VentureBeat: I was going to mention, the nice thing for you is they’re building 5G anyway without this in mind. They’re building it to give us better phone service, so we can read our email wherever we want. What you’re getting is the infrastructure for the Magicverse.
Abovitz: I’d say that I’m not a really good surfer at all, but I love big wave surfing, even if I can’t do it. There’s a really big wave coming, built by some others. We have a cool surfboard that we’re using to jump on.
I would ask the question, do you really need 5G for your phone or tablet or television? You really don’t. It’s being built for something else. All the players building those things are anticipating that something else. They envision some future. They’ve been talking to companies like ours, and they see that future coming. It will support the legacy products, but it’s really being built for what’s next, what the next 10 or 20 years are about.

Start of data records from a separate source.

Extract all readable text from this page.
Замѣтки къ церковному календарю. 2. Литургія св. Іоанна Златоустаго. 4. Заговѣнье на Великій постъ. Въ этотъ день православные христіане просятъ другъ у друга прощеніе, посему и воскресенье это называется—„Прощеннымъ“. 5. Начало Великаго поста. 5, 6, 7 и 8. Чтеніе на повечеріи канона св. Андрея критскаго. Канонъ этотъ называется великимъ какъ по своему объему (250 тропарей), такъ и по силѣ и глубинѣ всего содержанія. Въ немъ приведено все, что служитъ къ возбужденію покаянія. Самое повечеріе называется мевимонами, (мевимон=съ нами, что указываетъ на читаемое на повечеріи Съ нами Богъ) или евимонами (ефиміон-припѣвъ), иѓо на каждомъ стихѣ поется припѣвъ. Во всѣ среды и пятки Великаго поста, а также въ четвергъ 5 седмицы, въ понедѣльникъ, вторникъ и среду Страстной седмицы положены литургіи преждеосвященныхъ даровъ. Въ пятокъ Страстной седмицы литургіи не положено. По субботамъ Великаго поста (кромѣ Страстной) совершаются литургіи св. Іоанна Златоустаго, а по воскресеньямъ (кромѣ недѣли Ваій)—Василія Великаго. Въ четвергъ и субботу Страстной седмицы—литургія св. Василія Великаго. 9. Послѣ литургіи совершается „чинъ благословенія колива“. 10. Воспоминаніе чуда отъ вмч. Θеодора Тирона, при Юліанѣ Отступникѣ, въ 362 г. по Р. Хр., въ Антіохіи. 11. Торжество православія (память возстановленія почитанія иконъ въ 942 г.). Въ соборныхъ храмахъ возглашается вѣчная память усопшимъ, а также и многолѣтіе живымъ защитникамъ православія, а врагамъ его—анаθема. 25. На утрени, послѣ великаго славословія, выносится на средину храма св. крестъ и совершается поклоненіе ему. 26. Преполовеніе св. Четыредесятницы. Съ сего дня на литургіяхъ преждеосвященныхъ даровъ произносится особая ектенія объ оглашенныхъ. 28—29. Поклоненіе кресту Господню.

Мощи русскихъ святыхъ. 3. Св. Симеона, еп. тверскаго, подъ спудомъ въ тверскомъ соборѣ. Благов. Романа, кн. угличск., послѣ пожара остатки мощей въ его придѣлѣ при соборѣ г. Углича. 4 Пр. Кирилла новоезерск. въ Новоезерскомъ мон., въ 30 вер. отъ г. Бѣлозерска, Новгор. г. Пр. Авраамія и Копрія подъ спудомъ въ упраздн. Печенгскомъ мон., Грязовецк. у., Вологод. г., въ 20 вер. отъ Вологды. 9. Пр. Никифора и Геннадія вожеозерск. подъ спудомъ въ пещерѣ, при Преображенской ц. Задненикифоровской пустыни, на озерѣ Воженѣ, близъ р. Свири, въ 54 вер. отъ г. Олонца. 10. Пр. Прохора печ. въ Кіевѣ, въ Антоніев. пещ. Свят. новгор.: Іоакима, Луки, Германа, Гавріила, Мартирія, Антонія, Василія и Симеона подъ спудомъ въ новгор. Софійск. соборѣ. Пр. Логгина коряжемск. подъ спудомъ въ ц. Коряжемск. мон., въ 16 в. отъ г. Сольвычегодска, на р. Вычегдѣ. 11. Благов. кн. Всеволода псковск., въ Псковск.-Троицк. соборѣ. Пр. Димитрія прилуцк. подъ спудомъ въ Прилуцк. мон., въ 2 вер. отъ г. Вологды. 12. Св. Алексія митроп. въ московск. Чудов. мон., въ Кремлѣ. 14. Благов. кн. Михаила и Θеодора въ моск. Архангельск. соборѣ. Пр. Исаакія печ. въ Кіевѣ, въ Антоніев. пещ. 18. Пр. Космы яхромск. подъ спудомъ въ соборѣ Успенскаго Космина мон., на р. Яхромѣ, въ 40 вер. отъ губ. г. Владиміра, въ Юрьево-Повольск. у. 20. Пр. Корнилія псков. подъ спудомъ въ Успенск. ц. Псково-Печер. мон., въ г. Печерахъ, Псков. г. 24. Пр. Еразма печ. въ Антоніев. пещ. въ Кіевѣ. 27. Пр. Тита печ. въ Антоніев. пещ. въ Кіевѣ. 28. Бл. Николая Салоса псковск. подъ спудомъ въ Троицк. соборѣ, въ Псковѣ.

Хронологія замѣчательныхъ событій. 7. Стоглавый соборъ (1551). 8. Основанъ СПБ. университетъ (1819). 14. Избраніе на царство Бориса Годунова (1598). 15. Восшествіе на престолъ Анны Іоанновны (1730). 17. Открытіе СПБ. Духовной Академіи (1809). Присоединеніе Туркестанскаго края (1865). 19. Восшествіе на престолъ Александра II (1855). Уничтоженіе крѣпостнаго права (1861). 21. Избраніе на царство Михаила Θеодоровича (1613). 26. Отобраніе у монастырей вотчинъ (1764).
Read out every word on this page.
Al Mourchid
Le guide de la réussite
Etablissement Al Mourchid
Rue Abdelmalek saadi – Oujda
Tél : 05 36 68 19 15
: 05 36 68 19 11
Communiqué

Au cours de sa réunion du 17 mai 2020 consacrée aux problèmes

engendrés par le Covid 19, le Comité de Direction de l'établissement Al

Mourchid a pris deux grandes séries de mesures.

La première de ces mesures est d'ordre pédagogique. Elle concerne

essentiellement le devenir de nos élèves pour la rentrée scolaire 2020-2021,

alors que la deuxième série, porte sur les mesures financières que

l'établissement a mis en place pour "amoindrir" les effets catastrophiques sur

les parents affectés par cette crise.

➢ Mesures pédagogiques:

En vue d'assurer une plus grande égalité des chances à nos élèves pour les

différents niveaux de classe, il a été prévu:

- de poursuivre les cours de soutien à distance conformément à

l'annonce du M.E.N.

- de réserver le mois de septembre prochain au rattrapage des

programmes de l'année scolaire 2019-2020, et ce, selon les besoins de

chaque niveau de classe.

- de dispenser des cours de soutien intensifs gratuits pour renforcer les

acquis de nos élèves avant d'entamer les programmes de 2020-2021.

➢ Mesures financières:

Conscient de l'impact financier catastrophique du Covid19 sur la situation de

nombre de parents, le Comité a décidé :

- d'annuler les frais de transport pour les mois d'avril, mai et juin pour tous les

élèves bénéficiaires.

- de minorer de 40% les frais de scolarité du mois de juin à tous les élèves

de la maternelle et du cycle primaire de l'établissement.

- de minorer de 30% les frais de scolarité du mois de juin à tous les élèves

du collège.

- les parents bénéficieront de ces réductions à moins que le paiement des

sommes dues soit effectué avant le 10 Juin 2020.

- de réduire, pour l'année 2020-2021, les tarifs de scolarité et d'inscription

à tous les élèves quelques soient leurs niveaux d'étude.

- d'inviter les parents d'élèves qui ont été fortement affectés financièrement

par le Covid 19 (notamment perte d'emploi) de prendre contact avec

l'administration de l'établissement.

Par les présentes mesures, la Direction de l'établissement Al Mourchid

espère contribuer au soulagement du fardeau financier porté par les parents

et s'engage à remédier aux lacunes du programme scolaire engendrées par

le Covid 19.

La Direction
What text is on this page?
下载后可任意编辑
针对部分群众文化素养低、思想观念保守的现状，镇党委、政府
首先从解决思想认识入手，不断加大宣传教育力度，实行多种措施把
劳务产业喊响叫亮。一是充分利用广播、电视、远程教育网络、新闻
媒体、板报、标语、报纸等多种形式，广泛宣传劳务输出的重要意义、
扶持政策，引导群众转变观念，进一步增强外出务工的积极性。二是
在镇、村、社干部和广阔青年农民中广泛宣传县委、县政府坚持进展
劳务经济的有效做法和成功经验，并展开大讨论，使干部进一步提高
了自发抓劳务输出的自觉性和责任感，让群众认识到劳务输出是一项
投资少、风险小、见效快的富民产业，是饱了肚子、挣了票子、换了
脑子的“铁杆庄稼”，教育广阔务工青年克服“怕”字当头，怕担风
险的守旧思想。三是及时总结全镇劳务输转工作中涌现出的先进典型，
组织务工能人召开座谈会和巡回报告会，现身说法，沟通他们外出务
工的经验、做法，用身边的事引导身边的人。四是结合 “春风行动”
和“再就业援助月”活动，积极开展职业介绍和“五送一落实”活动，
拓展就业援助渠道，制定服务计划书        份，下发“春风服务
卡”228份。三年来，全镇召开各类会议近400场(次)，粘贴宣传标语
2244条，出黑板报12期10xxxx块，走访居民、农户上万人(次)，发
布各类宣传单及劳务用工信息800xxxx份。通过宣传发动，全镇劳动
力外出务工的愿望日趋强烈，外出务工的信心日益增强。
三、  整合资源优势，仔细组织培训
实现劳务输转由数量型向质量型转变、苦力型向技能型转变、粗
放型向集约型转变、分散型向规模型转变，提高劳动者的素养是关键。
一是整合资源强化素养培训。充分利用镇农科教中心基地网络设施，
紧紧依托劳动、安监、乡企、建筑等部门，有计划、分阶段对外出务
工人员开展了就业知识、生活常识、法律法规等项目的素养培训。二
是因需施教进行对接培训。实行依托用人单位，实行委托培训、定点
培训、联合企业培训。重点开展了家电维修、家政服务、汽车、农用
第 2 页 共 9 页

You hear about things like fully instrumented smart cities that enable autonomous driving and spatial computing. Those are the types of use cases that the 5G networks are being deployed to enable. When 4G was built, it supported your standard cell phone, but it really allowed the flourishing of video streaming and communication on the advanced phones we have today. We’re very lucky to have the foresight of major infrastructure players and government plowing the way forward.
The timing of all this coming together, the timing of the power of AI, sensors, and this kind of spatial computing — it’s really different from what people think of as — say, forms of VR where I’m by myself in a room in my house. This is a collective, large economic scale thing sitting on top of infrastructures. It will be built inside and outside. It’s an interesting moment in time that we live in. Part of our goal is to raise the awareness for developers and everyday people that there’s something really cool coming. You can be part of shaping that to be a good thing.
The future we’re trying to enable — we’re trying to work under the hood. There’s an immense amount of work under the hood, platform work. Things as simple as enabling multi-person co-presence, there are transmodal interfaces that include a combination of voice, gesture, and gaze that allows for natural human interfaces. You’re eliminating points of friction in how people want to interact with these new digital environments and experiences and services. That’s a lot of investment that we’ve put in from a platform perspective. Magic Leap is helping enable that through partnerships with creators, developers, telcos, all types of companies to bring Magicverse to life.
VentureBeat: Do you need this directed in a particular direction for spatial computing to take off? Or are they essentially building something that you can use already, the same way they’ve building a way for a million people to watch Stranger Things at the same time?
Abovitz: We’re definitely leveraging what’s being built by major companies and governments around the world. But by partnering deeply with them, having a key player partner in different countries, including here, we’re able to go deep and tune the services and capabilities, whether it’s data or IoT connectivity — how do you actually localize? All sorts of interesting problems for which, by working closely together, we’re able to optimize spatial computing.
That’s why it’s important that it’s a partnership-based approach, versus acting at arm’s length. These deep partnerships will enable fine-tuning for spatial computing to flourish and shine in these environments. That’s why we’ve decided to go deep on an engineering and technology level as well as a marketing and distribution and awareness level.